XIV. UNA REVISTA MINUCIOSA
Tan pronto como el nuevo y recién
llegado general gobernador [militar] se posesionó del mando, anunció a los
coroneles una visita a los respectivos cuarteles; una especie de revista de
inspección con el objeto de estudiar minuciosa y detenidamente los alojamientos
de la tropa y proponer a la Superioridad aquellas reformas que él considerase
más necesarias.
Según es práctica, tuvo la atención de
anunciar su visita para dentro de unos días, y así los jefes de los Cuerpos
tendrían tiempo de disponerlo todo en el mejor estado de presentación posible.

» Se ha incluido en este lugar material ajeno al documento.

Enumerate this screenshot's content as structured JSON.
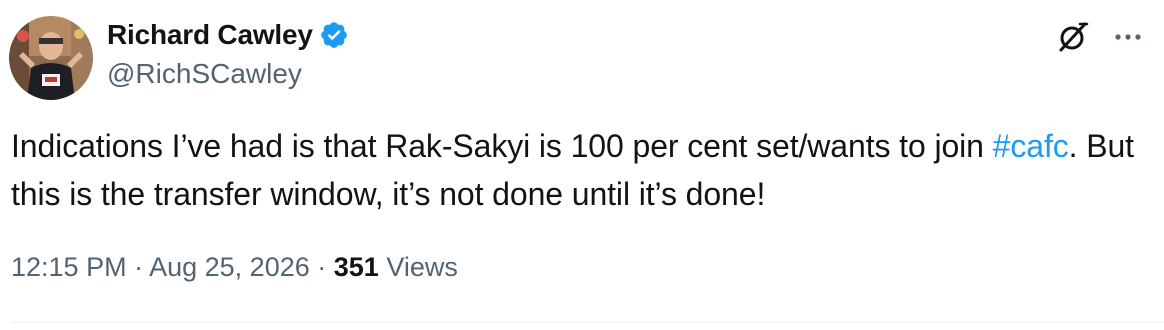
{
  "author": {
    "display_name": "Richard Cawley",
    "handle": "@RichSCawley",
    "verified_icon": "verified-badge-icon",
    "verified_color": "#1d9bf0"
  },
  "actions": {
    "grok_icon": "grok-icon",
    "more_icon": "more-options-icon"
  },
  "tweet": {
    "text_before": "Indications I’ve had is that Rak-Sakyi is 100 per cent set/wants to join ",
    "hashtag": "#cafc",
    "text_after": ". But this is the transfer window, it’s not done until it’s done!"
  },
  "meta": {
    "time": "12:15 PM",
    "separator": " · ",
    "date": "Aug 25, 2026",
    "views_count": "351",
    "views_label": " Views"
  },
  "colors": {
    "text": "#0f1419",
    "secondary": "#536471",
    "link": "#1d9bf0"
  }
}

Mi cuartel se revolvió de arriba
abajo. Se encalaron las paredes y se les pintó un zócalo, piel de tigre, con
ocre y almagre terminado en una franja azul. Se repelló, se pintaron puertas y
ventanas, se frotó, se fregó, se baldeó, se sacudió, se limpió, y a fuerza de
andar de cabeza jefes, oficiales, clases y tropa durante dos semanas, dejamos
retocado, perfilado bruñido y con apariencia de bueno, un vetusto edificio que
había sido convento.
Nota:
durante mis años de militar observé que todo cuartel con nombre de santo es
viejo y malo.[1]
Mientras en los preparativos
mencionados se invertía buena parte de los fondos del regimiento, yo
consideraba improcedente el disfrazar y ocultar las deficiencias de un cuartel
cuando ha de ser visitado por una alta personalidad; y entendía que más
práctico y ventajoso fuera dejar al descubierto deficiencias y defectos que,
siendo vistos por la personalidad visitante, había más probabilidades de que se
nos proporcionaran mejores alojamientos. Pero detuve todo comentario, pues en
el regimiento ya empezaban a tenerme como murmurador[2]
y hasta poco militar, por haber sostenido que la tropa debía ir a misa sin
armas, donde para nada las necesitaba.
También indiqué la conveniencia de
sustituir el ros[3] por
otro cubrecabezas más práctico y menos incómodo. A ello me contestaron:
-Esa prenda
debe respetarse, porque estuvo en la victoriosa campaña de África[4].
-Por esa regla -contesté a un superior- debiéramos
seguir vistiendo la trusa[5],
porque estuvo en la victoriosa batalla de San Quintín.[6]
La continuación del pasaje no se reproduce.